Malditos 29. En uno de enero de
1997 se fue el Gordo Soriano. En otro de 2012, el Beto. Benedetti tiene razón: “Habría que matar a la muerte”. Y aunque
sé que la partida es inevitable, también lo son las lágrimas cada vez que
despedimos a uno de los buenos, de los nuestros, de los que hacen que el mundo sea
un poco menos peor.
Con el Gordo no cometí el mismo
error, Juan. A él sí le dije todo lo que me callé con vos. Tampoco
me puedo quejar demasiado: hago radio, soy escritor, nunca abandoné el
periodismo; pero me queda esa asignatura pendiente de no haberme animado a
hablarte. Igual, vos nunca te vas a enterar, del mismo modo que era imposible
que recordaras con el tiempo a aquel muchacho silente que contemplaba la
fotografía de Lennon y que soñaba conducir en radio un programa como los tuyos.

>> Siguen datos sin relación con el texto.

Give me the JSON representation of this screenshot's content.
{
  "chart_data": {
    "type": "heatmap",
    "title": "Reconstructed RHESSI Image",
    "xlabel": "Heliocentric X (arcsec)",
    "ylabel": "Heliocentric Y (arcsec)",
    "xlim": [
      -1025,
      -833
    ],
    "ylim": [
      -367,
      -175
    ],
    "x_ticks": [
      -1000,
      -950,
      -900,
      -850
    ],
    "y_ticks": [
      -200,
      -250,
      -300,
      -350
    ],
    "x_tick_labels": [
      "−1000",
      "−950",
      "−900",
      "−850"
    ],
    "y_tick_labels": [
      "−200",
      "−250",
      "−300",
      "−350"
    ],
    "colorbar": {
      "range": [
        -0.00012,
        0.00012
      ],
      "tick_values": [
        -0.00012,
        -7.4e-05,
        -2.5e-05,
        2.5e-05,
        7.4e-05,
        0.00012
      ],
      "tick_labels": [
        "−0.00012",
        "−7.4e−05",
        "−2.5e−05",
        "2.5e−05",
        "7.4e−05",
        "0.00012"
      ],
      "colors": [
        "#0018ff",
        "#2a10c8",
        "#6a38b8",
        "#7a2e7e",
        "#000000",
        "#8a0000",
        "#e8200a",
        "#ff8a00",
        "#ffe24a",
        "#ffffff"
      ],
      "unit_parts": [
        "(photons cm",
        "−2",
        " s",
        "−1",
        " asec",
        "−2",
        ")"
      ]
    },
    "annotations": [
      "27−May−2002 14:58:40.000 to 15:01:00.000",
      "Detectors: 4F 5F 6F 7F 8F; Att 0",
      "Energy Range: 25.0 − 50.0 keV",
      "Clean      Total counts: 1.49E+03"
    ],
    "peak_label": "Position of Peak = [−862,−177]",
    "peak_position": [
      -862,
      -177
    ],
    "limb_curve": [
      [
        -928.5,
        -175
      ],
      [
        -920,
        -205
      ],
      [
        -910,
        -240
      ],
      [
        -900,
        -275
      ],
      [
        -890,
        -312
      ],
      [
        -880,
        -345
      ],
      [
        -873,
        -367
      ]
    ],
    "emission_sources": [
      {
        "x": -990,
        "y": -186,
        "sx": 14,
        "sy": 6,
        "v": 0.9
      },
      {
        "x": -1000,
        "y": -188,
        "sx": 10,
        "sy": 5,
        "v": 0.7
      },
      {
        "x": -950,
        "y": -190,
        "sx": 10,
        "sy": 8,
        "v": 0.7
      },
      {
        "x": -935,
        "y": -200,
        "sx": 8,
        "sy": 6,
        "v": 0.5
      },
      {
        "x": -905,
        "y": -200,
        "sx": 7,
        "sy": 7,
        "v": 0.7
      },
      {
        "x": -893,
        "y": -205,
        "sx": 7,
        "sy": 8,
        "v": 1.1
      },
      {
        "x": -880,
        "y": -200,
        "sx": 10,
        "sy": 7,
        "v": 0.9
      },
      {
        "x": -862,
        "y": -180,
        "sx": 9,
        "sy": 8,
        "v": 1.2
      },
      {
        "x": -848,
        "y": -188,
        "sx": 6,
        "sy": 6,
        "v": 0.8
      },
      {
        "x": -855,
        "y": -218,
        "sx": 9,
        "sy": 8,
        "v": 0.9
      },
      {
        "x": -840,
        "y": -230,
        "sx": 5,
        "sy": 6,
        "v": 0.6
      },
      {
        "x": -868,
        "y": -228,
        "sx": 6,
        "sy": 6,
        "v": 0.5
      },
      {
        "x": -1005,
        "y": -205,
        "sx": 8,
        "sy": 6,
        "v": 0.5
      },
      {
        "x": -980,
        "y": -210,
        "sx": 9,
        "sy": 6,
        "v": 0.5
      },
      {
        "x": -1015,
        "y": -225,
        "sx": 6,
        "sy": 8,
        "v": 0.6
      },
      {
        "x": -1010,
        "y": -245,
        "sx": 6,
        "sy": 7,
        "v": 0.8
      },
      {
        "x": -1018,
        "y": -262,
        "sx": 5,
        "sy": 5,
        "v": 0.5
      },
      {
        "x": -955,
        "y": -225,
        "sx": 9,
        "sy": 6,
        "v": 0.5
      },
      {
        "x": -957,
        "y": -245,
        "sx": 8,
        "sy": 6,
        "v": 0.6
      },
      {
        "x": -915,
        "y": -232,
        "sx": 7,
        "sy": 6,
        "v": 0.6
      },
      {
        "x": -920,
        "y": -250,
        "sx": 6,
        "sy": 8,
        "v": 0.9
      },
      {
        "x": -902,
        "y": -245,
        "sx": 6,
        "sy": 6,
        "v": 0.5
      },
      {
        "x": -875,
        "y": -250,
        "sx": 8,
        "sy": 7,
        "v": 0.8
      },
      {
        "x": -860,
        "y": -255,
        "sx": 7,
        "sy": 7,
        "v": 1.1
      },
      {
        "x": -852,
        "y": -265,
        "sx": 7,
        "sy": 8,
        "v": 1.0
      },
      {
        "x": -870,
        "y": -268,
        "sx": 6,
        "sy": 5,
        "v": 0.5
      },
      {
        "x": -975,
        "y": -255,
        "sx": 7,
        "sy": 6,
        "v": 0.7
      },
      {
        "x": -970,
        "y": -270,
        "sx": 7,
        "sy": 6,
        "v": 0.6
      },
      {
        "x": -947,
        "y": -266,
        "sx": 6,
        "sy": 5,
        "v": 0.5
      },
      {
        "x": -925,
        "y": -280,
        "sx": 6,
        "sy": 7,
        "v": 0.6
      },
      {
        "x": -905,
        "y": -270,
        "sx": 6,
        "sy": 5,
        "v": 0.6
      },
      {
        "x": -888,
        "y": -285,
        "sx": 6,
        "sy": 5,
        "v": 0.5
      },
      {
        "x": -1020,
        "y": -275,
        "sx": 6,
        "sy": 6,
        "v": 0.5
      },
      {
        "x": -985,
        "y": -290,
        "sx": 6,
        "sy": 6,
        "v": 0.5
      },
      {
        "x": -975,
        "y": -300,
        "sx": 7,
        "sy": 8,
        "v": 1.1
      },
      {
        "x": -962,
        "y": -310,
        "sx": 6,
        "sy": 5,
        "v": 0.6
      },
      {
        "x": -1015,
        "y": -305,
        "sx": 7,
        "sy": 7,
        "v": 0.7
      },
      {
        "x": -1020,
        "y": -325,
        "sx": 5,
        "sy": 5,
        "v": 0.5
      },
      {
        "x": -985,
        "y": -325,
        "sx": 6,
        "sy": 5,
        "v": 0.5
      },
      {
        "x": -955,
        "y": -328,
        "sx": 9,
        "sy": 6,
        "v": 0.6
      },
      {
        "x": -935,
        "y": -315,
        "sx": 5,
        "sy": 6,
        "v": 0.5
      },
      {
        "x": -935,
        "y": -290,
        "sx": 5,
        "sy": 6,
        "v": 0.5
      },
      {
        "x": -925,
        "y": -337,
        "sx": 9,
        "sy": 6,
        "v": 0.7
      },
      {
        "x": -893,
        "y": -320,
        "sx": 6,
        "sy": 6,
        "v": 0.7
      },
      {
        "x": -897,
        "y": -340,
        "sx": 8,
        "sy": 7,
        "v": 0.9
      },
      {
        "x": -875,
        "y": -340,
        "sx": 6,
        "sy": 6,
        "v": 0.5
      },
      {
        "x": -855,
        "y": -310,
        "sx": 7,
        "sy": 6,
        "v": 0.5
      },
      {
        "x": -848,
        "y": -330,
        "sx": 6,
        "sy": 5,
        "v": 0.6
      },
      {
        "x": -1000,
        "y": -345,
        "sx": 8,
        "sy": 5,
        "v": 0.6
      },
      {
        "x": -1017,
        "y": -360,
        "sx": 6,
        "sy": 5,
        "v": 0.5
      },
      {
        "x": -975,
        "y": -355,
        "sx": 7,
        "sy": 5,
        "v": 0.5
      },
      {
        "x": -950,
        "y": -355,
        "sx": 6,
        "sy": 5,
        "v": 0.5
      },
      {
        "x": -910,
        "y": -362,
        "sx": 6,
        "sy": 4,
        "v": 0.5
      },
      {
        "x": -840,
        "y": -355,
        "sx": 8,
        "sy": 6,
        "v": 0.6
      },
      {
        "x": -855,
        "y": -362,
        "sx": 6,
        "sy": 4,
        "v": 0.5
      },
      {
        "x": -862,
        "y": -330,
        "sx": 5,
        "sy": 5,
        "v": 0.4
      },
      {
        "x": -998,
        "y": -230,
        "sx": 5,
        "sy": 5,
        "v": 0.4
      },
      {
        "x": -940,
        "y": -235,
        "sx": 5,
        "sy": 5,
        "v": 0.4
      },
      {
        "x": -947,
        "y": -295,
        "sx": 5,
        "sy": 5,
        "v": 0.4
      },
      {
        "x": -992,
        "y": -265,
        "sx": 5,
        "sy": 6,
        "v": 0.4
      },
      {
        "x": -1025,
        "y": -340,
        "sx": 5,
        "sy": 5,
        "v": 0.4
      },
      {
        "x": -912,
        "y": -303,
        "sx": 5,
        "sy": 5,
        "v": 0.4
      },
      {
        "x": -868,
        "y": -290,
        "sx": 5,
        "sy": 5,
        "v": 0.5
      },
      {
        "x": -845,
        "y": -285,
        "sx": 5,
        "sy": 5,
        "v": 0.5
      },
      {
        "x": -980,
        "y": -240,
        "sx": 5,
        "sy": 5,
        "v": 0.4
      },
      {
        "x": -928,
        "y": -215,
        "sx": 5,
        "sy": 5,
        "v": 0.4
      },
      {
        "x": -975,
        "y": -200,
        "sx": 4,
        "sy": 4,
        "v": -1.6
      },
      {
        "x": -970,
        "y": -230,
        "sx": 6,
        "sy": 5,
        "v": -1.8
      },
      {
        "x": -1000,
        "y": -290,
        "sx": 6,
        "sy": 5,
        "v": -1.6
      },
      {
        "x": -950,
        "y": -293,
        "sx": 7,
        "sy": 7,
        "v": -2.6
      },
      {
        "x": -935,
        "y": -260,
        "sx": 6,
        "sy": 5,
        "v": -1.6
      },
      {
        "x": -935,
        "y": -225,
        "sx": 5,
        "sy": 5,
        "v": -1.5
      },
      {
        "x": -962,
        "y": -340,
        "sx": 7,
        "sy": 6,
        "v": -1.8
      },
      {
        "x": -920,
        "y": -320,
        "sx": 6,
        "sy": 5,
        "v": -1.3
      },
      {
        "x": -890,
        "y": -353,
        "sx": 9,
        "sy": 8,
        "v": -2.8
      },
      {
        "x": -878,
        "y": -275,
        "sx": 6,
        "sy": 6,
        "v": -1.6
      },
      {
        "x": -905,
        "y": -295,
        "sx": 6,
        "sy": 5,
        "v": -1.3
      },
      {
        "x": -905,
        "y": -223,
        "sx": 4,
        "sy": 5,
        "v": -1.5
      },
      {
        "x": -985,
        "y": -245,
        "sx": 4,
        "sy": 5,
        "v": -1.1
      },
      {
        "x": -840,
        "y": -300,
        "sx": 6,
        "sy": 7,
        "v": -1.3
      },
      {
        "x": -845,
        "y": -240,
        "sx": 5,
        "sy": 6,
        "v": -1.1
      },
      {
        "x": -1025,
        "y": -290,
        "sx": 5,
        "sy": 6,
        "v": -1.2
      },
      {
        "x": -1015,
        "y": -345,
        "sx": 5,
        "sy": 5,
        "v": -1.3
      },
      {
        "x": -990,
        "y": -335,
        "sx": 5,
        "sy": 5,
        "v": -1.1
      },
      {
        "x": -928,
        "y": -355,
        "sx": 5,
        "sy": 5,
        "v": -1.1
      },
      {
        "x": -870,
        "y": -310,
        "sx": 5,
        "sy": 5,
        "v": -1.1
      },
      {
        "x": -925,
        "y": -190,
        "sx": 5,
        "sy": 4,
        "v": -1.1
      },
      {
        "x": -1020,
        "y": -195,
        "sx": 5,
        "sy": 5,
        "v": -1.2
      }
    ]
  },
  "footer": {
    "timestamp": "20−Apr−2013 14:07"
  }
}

Si hasta para morirte tuviste
talento artístico, Juan. El tema de Los Muchachos dice Cuando tenga 64 años. La
edad en que empezaste el viaje. Imagino que
ya te recibieron John y George, allá donde seguramente comenzaste a armar el
escenario para que la fiesta continúe. Porque donde anda Badía siempre hay
música.
En este mamarracho
estilístico y gramatical, donde la
emoción vulnera la sintaxis, y en el que no pienso correr una coma o modificar
una palabra, aunque lo impongan las reglas de la Real Academia Española, me
gustaría que -si esto puede leerse allá- entiendas que ese muchacho tímido de los
‘80 te pide, hoy más que nunca, que nos sigas haciendo compañía.